Para conseguir oferecer uma educação sexual de qualidade, é necessário que pais, mães e professores estejam bem preparados, inclusive com a própria sexualidade. Pessoas que estão vivendo problemas sexuais, segundo a docente, vão educar com um viés que, necessariamente, passa pela própria dificuldade.

“Então, antes de iniciar esse processo, o adulto sempre tem que se perguntar: ‘Eu estou pronto? Eu estou em paz com a minha sexualidade? Eu me sinto capaz? Eu me sinto hábil para isso?’ Se o pai não puder, quem sabe um tio ou uma tia tenha mais condições de fazer esse trabalho”, indica a docente. Na escola, ela também recomenda que professores que não se sentem confortáveis ou não estejam bem, sexualmente, não atuem nessa área.

A ARTE COMO ALIADA DA DISCUSSÃO

Filmes e séries com que tratam da temática LGBTQIA+ e têm crianças ou púberes como protagonistas foram o centro da apresentação do pesquisador José Paulo Fiks para falar sobre o chamado “coming out” — a descoberta e a expressão da sexualidade.

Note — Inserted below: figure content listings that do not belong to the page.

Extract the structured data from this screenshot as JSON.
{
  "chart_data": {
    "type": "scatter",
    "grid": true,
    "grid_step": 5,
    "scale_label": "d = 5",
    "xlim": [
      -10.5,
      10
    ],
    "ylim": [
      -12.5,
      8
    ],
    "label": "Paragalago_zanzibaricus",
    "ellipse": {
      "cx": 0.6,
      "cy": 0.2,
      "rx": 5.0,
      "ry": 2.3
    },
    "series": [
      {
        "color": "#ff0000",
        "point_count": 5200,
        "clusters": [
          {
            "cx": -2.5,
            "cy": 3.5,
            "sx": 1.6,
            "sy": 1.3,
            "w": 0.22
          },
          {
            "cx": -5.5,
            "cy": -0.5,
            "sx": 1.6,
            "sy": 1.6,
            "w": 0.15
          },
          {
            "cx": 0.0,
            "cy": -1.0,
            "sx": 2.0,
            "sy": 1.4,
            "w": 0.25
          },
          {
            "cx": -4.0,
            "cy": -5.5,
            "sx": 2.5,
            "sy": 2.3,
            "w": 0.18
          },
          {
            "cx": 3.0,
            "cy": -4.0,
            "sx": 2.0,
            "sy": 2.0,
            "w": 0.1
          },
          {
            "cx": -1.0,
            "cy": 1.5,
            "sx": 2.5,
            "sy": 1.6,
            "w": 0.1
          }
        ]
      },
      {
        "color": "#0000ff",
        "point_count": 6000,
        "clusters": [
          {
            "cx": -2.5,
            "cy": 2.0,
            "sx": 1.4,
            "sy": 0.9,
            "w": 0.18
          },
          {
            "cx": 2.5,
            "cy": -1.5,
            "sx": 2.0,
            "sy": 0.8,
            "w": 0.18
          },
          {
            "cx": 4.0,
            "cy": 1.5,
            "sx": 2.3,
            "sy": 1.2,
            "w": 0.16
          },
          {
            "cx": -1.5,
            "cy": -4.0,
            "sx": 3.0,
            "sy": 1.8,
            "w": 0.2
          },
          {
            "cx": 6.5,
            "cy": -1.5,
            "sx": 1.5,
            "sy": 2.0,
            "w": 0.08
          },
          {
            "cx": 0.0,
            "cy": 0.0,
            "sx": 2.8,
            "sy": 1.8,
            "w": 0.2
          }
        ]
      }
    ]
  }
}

Segundo o psiquiatra, estudos apontam que o ambiente familiar é o mais acolhedor para esse processo ocorrer. Quando não existe essa possibilidade e o “coming out” ocorre na sociedade, a criança ou o púbere procura identificações. Ele também aponta a importância de não sacrificar a espontaneidade da criança com conselhos como “se contenha”, “não seja tão feminino” ou “não se exponha tanto”.

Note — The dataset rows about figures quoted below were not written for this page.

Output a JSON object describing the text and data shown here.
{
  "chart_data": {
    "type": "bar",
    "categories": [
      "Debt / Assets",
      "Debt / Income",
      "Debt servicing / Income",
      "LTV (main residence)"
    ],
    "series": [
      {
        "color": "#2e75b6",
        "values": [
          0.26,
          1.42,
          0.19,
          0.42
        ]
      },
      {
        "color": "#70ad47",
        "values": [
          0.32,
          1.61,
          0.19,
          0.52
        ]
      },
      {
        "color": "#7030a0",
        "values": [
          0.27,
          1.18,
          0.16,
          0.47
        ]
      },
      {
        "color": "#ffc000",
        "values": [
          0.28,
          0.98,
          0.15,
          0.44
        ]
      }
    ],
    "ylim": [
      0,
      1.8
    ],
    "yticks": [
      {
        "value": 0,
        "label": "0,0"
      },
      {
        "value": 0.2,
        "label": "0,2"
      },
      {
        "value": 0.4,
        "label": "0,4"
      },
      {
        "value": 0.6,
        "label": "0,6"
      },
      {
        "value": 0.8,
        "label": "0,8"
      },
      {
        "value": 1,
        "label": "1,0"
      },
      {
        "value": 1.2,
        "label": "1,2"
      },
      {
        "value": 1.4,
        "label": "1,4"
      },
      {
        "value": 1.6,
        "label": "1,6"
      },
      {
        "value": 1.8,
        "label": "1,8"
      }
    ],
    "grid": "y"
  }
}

“Outros artigos mostram achados bem preocupantes: curiosidades negadas favorecem o abuso sexual infantil. As crianças curiosas se submetem muito mais facilmente aos predadores sexuais”, afirmou Fiks. Levar debates sobre produtos artísticos e culturais para a escola, de acordo com ele, pode ser uma possibilidade para esclarecer e dar alicerces por meio de conceitos científicos.

Obras de diferentes décadas foram citadas pelo psiquiatra, como “As Amizades Particulares” (1964), “Moonlight” (2016), “Close” (2022) e “Heartstopper” (2022). Para ele, a arte é capaz de educar, divulgar, abrir espaço para discussão, diminuir preconceitos e estigmas e promover a saúde mental e o sentimento de pertencimento, além de proteger contra a violência e estresse por bullying ao possibilitar o debate.

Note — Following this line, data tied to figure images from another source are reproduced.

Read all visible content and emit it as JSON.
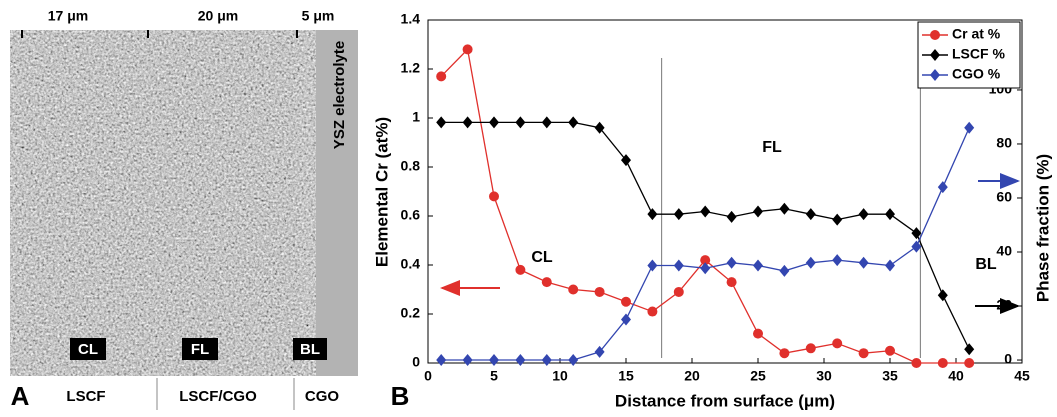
{
  "panel_a": {
    "panel_label": "A",
    "scale_labels": [
      "17 μm",
      "20 μm",
      "5 μm"
    ],
    "region_labels": [
      "CL",
      "FL",
      "BL"
    ],
    "electrolyte_label": "YSZ electrolyte",
    "materials": [
      "LSCF",
      "LSCF/CGO",
      "CGO"
    ]
  },
  "chart_data": {
    "type": "line",
    "panel_label": "B",
    "x_label": "Distance from surface (μm)",
    "y_label": "Elemental Cr (at%)",
    "y2_label": "Phase fraction (%)",
    "x": [
      1,
      3,
      5,
      7,
      9,
      11,
      13,
      15,
      17,
      19,
      21,
      23,
      25,
      27,
      29,
      31,
      33,
      35,
      37,
      39,
      41
    ],
    "series": [
      {
        "name": "Cr at %",
        "color": "#e0302c",
        "marker": "circle",
        "values": [
          1.17,
          1.28,
          0.68,
          0.38,
          0.33,
          0.3,
          0.29,
          0.25,
          0.21,
          0.29,
          0.42,
          0.33,
          0.12,
          0.04,
          0.06,
          0.08,
          0.04,
          0.05,
          0.0,
          0.0,
          0.0
        ]
      },
      {
        "name": "LSCF %",
        "color": "#000000",
        "marker": "diamond",
        "axis": "y2",
        "values": [
          88,
          88,
          88,
          88,
          88,
          88,
          86,
          74,
          54,
          54,
          55,
          53,
          55,
          56,
          54,
          52,
          54,
          54,
          47,
          24,
          4
        ]
      },
      {
        "name": "CGO %",
        "color": "#3346b0",
        "marker": "diamond",
        "axis": "y2",
        "values": [
          0,
          0,
          0,
          0,
          0,
          0,
          3,
          15,
          35,
          35,
          34,
          36,
          35,
          33,
          36,
          37,
          36,
          35,
          42,
          64,
          86
        ]
      }
    ],
    "annotations": [
      "CL",
      "FL",
      "BL"
    ],
    "vlines": [
      17.7,
      37.3
    ],
    "xlim": [
      0,
      45
    ],
    "xticks": [
      0,
      5,
      10,
      15,
      20,
      25,
      30,
      35,
      40,
      45
    ],
    "ylim": [
      0,
      1.4
    ],
    "yticks": [
      0,
      0.2,
      0.4,
      0.6,
      0.8,
      1,
      1.2,
      1.4
    ],
    "y2lim": [
      -1.1,
      125.9
    ],
    "y2ticks": [
      0,
      20,
      40,
      60,
      80,
      100
    ],
    "legend": "upper right"
  }
}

PROCESSO COMPLEXO E INDIVIDUAL

Também foi a partir de uma obra cinematográfica que Andres dos Santos Júnior abordou gênero e sexualidade na infância. Em sua fala, ele destacou a importância da arte e da cultura para a representação desses aspectos. “As criações artísticas não são neutras, não são ingênuas. Elas moldam modos de ver o corpo e o sexo. Temas e significado nas obras de arte criam vínculos com a memória coletiva, legitimando olhares sobre o erotismo e a sexualidade”, afirmou.

Durante a palestra, o médico apresentou o enredo de Billy Elliot, filme de 1999 que foi adaptado para o teatro musical em 2005 e mostra a história de um menino de 11 anos que descobre a paixão pelo balé. “Quando Billy escolhe a dança, uma atividade culturalmente associada às meninas, ele se coloca em uma luta para se expressar autenticamente, independentemente das expectativas sociais e da pressão de seus familiares e do seu ambiente”, afirma.

O psicanalista também destacou o quão relevante e complexo é o processo de entrada na sexualidade como uma etapa da vida — além de individual — e citou impactos da internet para esse momento, ao facilitar a busca por aceitação.

“Teve duas consequências, uma muito boa: se quer procurar a sua turma, você acha. No entanto, nunca tivemos tanto suicídio de adolescente por uma incapacidade de aceitação ou por não achar, nesses meios todos, uma posição pessoal que pudesse ser satisfatória ou pelo menos agregasse em algum momento”, reflete.